I pry open the door to the Legion and get blasted with half-functional air conditioning and that stale beer smell familiar to almost every dive bar in America. Bar flies are scattered around, and I find a seat between everybody else. I’m examining the state of my fingernails when a coaster appears in my line of vision. I look up to find Becca’s Stone.
“Darcy, right?”
I smile. “Hey, Stone. How ya been?”
“Can’t complain. You?”
“Seen better days.”
He nods. “What can I get ya?”
I came in here with the intention of getting lit on whiskey, but practically, how would I get home? “Just a Coke.”
“You got it,” he says, scooping some ice into a ribbed plastic cup and picking up the soda gun.
“How’s your woman?
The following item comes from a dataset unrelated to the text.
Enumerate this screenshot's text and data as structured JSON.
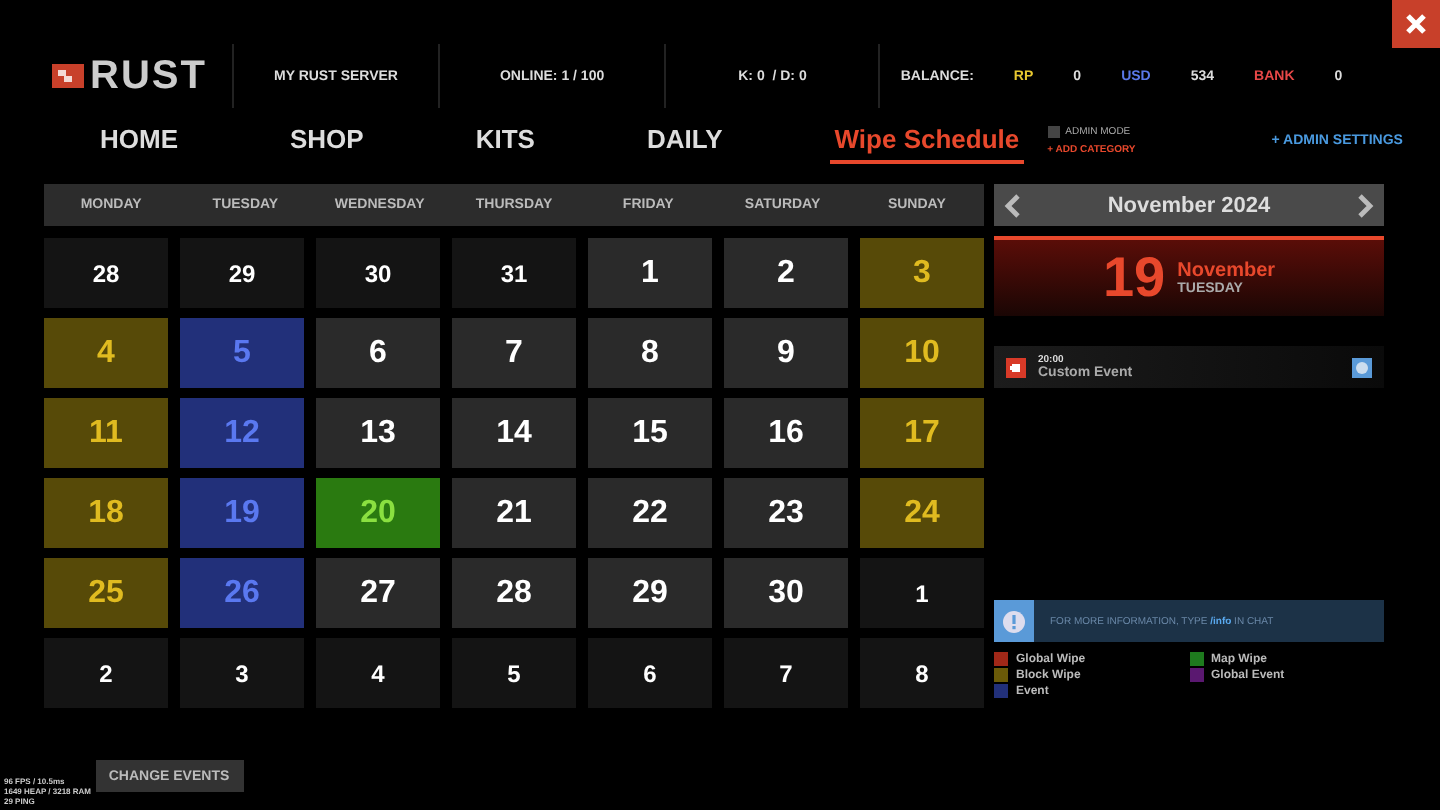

I haven’t talked to her in a few weeks.”
“Should be here any minute,” he says. “She’ll want to tell you all about the ducks.”
“Ducks?” I ask, and Stone grabs his phone off the bar, scrolling through his photos. He holds up a picture of Becca with a broad smile and a duck tucked under each arm. “Oh my gosh, I’ll have to tell Brianna. She always wanted to have ducks. But just baby ducks.”
Stone’s face darkens for a moment and his Adam’s apple bobs. He slides the Coke across to me, puts his phone face down on the back bar, and walks to get somebody else’s order.
Uh oh. Looks like I pushed a button.
“Do my eyes deceive me?” comes a loud voice from the doorway. I grin, turning toward who I know to be Becca. “Oh, you look like shit!”
I sigh. “Thanks? Where ya been?”
Becca slides into the bar stool next to mine. “Cleaning houses with my mom. Something to hold me over while I get things going with the farm.”
“Better than a coal mine,” I say, and she looks at me curiously. “You know, like my great grandpa had to when he was getting the peach farm going. You’re cleaning houses to get your farm going.”
“Oh, right.”
“So, why ducks?”
She grins, pulling out her phone to presumably show me duck pics. “Tractor Supply won’t have chicks again until fall and I wanted to get my bird enterprise going.”
“I love that. You’re seriously the coolest person I know. Also,” I lower my voice. “I mentioned Brianna, and Stone didn’t seem to like it.”
She rolls her eyes. “We’re fighting about that. He doesn’t like that I still talk to her sometimes.”
“That’s odd,” I say.
“Dummy wants to have his cake and eat it too, but I like to treat the cake like a human. He’s just being a jealous little bitch.” She taps her pack of cigarettes on the bar top.
I grimace. “Sorry.”
She shrugs. “He’ll either get over it or he’ll lose me. His choice.”
“Wish I could be so casual.”
“Oh no, what did Daddy do? Do I need to go talk some sense into him?”
I shake my head and blow out a breath. “I broke it off, or put a pause on it. He’s ready to throw away everything to be with me.”
Becca’s head cocks back and she shrugs again. “You’re a catch. He should.”